What they have is a separate track that acknowledges the opportunities for civic engagement that elections bring with them, while also recognizing the limitations of peoples lives that is not always conducive to becoming active members. In this sense, they have developed a whole strategy (MASS BASE), that seeks to develop shallower, but broader relations, with a much wider constituency of people that are not being engaged to be members. Rather, the goals of the mass base work seeks to build a collective of people that on some level, recognize SWOP and the image of the Campaign For A Better New Mexico, share the same progressive values, and are moveable to a small action step – usually voting, making a phone call, writing a letter, etc.

In order to effectively achieve the goals of mass base organizing work, SWOP has mastered the use of voter technology so that they can with laser like precision identify super specific constituencies to engage in a campaign cycle.
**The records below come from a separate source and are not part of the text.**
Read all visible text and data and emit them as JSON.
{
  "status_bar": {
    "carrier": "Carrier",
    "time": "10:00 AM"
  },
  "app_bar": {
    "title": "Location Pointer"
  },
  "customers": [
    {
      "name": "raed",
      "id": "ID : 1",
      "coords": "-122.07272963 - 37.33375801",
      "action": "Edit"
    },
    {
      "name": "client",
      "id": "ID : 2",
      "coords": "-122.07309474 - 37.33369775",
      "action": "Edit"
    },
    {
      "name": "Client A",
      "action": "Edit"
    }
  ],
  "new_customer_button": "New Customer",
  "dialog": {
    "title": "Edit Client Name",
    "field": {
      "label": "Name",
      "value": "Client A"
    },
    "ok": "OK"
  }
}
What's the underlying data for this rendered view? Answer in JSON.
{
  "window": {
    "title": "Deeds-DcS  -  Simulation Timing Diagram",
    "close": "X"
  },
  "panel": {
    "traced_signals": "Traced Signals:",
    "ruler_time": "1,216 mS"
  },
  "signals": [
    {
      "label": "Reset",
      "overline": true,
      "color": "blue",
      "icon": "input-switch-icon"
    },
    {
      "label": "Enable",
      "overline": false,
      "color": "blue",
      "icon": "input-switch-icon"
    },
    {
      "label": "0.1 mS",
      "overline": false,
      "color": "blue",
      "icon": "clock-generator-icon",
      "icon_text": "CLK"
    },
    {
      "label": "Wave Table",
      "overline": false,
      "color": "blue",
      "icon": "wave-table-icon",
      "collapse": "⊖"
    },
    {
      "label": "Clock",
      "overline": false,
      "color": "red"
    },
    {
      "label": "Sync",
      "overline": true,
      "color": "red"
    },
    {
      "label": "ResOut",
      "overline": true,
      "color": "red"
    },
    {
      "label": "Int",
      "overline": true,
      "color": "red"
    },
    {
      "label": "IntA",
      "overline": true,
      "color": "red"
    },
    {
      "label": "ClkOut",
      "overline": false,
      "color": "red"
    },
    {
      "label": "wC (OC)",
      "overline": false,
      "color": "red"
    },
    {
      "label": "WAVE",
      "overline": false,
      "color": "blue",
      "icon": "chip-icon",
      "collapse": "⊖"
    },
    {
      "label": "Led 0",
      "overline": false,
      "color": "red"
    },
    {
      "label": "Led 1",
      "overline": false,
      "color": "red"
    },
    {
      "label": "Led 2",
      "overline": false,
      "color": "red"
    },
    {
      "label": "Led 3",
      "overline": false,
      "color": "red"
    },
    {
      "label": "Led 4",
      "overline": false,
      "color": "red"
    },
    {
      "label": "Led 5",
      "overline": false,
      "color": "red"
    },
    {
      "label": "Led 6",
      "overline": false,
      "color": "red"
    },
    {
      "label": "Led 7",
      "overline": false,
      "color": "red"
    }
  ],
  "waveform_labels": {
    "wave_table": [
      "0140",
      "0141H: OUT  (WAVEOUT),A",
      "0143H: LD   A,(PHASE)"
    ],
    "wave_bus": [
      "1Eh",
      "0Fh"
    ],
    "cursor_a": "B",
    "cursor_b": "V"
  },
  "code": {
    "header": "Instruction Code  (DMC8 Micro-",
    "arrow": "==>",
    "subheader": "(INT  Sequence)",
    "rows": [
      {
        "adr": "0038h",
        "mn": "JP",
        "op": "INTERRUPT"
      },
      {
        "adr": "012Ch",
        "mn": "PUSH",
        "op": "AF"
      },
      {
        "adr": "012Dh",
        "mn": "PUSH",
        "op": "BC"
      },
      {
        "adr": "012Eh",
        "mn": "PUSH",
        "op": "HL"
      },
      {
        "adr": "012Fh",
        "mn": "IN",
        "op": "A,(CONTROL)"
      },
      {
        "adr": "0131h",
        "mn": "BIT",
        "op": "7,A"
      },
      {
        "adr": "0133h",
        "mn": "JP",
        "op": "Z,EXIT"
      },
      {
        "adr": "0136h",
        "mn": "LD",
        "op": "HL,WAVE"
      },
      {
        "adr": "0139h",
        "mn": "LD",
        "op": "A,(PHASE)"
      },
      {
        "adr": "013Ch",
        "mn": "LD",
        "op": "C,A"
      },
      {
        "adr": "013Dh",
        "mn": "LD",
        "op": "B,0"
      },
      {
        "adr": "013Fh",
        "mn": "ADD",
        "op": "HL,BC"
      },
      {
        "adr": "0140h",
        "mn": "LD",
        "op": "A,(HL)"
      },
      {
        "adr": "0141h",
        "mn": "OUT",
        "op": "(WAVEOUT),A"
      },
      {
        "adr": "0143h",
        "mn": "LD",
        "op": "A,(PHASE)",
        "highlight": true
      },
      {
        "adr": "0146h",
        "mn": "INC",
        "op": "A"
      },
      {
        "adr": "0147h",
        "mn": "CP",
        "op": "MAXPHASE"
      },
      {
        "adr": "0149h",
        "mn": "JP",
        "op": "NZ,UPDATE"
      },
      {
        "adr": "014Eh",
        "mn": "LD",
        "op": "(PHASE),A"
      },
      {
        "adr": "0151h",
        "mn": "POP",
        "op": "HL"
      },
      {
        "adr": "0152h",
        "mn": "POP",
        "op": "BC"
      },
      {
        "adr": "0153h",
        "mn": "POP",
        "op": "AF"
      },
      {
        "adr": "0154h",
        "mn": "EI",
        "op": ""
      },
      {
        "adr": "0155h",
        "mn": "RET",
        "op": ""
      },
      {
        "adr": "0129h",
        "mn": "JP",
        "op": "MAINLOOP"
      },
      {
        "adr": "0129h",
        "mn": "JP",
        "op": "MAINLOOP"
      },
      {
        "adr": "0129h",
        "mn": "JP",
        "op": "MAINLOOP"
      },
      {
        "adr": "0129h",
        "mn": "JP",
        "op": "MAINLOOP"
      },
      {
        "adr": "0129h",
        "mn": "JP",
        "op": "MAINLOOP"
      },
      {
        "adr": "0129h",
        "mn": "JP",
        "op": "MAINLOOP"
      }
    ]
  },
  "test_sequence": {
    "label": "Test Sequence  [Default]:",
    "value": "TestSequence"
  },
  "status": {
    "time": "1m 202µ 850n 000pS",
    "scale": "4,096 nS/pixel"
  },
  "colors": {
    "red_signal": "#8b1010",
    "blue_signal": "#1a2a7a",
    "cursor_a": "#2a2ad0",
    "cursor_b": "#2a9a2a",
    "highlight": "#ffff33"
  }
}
They use the Voter Activation Network, and have additional layers from which to identify specific demographics of people, and fuse the data with consumer reports that they subjectively I.D in terms of political inclinations. The goal is not simply increasing voter turnout; rather it is about turnout among bases of people that share progressive values while influencing political culture towards participation and affecting outcomes around elections and policy. They limit their communications to mailings and phone calls, no face to face door knocking. By doing so, they focus capacity on a wider spread of people to engage as oppose to having fewer conversations. Over time they hope to establish themselves as a counter point to the dominant two party system by having enough recognition in their target areas to sway elections and policy.